Cito Octavio Paz, retomando uma frase de Valéry: “Em algum lugar Valéry disse que o poema é o desenvolvimento de uma exclamação. Entre desenvolvimento e exclamação há uma tensão contraditória; eu acrescentaria que essa tensão é o poema”.

Saturday, December 15, 2007

FLÁVIA NASCIMENTO FALLEIROS



mencionada por:Marcos Siscar

menciona a:Marcos Siscar
Marília Garcia
Carlito Azevedo



poemas:



BREVE POÉTICA

Todo e qualquer know how poético é absolutamente intransferível. Captar realidades dormentes, mas em conformidade com as reverberações que emanam de um abismo indescritível – ponto em que nos sabemos ser a confluência de pelo menos dois: um Eu mais Outro. Estes não raro se caleidoscopizam no momento poema.
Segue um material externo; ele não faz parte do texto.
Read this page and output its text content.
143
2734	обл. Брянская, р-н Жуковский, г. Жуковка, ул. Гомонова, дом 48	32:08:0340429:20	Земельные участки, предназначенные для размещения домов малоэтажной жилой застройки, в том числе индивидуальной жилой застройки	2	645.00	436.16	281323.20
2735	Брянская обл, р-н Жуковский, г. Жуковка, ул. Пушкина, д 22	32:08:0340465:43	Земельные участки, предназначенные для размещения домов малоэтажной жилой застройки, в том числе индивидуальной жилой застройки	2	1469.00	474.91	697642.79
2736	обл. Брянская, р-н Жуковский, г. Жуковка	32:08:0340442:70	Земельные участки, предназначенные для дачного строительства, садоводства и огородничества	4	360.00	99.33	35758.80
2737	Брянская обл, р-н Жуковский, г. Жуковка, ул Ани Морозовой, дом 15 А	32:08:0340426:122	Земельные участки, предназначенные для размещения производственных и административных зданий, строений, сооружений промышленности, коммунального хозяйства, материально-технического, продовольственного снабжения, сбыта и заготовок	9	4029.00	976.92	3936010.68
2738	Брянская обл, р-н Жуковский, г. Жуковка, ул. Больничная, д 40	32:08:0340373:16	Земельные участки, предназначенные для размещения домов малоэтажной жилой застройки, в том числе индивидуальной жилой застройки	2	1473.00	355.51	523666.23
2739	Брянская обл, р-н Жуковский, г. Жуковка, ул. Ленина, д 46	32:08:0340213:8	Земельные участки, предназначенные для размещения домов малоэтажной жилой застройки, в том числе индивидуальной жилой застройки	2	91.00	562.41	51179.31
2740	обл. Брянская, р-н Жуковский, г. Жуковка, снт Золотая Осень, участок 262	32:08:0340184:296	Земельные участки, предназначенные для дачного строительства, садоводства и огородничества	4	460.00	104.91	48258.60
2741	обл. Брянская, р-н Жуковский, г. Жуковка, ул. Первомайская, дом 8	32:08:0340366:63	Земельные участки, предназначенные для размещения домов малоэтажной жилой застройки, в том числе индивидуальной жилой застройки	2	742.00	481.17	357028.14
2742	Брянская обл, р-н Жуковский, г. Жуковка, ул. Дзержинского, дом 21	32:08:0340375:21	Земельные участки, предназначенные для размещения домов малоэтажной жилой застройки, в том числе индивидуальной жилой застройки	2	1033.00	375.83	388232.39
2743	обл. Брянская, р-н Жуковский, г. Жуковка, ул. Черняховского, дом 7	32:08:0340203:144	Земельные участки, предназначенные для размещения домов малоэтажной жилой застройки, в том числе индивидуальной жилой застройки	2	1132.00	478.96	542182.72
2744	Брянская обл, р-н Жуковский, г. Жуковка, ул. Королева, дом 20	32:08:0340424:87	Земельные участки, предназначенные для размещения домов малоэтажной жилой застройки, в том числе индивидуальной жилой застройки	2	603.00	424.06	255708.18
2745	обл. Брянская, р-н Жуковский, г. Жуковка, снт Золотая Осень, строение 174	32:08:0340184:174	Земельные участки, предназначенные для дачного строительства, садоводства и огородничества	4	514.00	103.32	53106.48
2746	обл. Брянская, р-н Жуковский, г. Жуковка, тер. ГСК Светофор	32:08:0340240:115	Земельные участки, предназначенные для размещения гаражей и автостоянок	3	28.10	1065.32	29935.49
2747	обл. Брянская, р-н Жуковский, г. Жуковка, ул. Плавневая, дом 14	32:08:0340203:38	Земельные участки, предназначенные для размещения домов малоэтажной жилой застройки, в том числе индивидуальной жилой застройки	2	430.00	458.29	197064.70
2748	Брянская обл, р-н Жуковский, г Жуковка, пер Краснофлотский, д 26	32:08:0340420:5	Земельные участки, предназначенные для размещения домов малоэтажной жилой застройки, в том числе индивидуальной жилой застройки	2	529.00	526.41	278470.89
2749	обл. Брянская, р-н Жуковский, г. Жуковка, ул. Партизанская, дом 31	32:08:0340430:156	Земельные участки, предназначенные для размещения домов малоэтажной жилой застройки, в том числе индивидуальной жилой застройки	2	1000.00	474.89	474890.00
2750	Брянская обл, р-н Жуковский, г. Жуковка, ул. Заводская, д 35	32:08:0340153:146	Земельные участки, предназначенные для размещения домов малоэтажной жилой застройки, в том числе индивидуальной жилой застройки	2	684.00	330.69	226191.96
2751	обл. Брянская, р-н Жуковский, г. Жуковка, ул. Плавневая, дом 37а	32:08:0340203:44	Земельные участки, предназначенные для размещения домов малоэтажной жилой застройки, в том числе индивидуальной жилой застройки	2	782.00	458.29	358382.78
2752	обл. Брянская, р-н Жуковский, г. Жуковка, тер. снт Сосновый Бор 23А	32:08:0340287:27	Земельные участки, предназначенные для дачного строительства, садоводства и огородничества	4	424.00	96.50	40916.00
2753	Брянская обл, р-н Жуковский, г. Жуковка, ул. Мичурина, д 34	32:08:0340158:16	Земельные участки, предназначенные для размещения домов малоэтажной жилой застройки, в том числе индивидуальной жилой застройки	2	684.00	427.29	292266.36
Não há momentos poéticos. Há poemas e há momentos que os são. A matéria infinita concentra-se sobretudo no amargor de um cadinho que destila quase todo o terror do mundo: solidão suprema, conselho do silêncio. Quem todo este terror ama – amargo poema solidão caleidoscópica poesia – tem também medos, mas outros. Assemelham-se à sensação que todos temos de querer eternizar certos instantes e nos sabermos impotentes. Assemelham-se ao desejo de fazer com que a pequena morte não tenha mais duração, que rompa o tempo permanecendo enfim, suprimindo a noção duração. Medo de morte porque a única coisa que se sabe eterna é a própria. Morte dos corpos, morte dos poemas, morte das cidades, morte das canções: a morte é eterna, portal supremo, por tal razão é que se a quer quem quer poemas, quem quer de breves fazer infinitos, quem quer olhos retesados diante de quadros tão efêmeros e os tem e os fixa brevemente na eternidade para depois nela morrer.








ENGARRAFAMENTO
Com nós na garganta vejo a fila desses carros parados, antigos amigos me ligam, cobram poemas e sonhos, mal sabem que velhas canções cafonas soam no meu FM. Com o tempo fui ficando piegas. Eles me contam antigos amores, antigas cantilenas, antigos amores. O órgão coração me dói. Velhas cidades me sufocam, não avisto a linha do horizonte como na América do sul, as novas, de lá, jamais permaneceriam em mim. Resta um jorro incrédulo através de minhas pupilas vítreas, por sobre a cidade, cemitério ancião contemporâneo.











POEMA DÚBIO


Misturar latim com futebol – eis onde reside a verdadeira dificuldade. Misturar dúvidas com dívidas, metafísica com baby-beefs Rubayat – eis aí o meu calcanhar de Aquiles. Viver neste mundo como vivo e viver em outro mundo o meu espírito onde a matéria mais etérea impera. Eu aqui – eu e meu outro lobo. Metafísica com futebol, latim com dívidas, dúvidas com beefs. Nesta tempestuosa noite oceânica o único farol de sentinela é o brilho dos olhos do lobo indomável – este habitante da planície Alma que traga os ventos que sopram os mares que trazem as chuvas que fecundam as terras em que germinam as sementes feitas plantas enquanto os homens matam sua sede de homosapienscianimalidade. No princípio era o Caos, inaudível desordem que cedeu lugar à afinação dos instrumentos cósmicos: os decibéis fizeram-se ouvir, os decibéis da orquestra humana aumentaram desencadeando explosões genocidas. Depois um fechar de olhos. Silêncio. Afinal, funde-se tudo no todo do abismo mais profundo – o abismo que eu perscruto enquanto navego neste oceano que existir é.





POEMETO

Sonetos de Camões às voltas com seus fogos, artifícios de amar às soltas. Do corpo sai dirigida a energia perdida que se extravia na chuva noctívaga incorrigível a secar as chamas que não se vêem, a sepultar extensamente a distância que ilha cada um. Não se vêem tais labaredas. Somente ilhéus. Rochedos. Cadeiras vazias.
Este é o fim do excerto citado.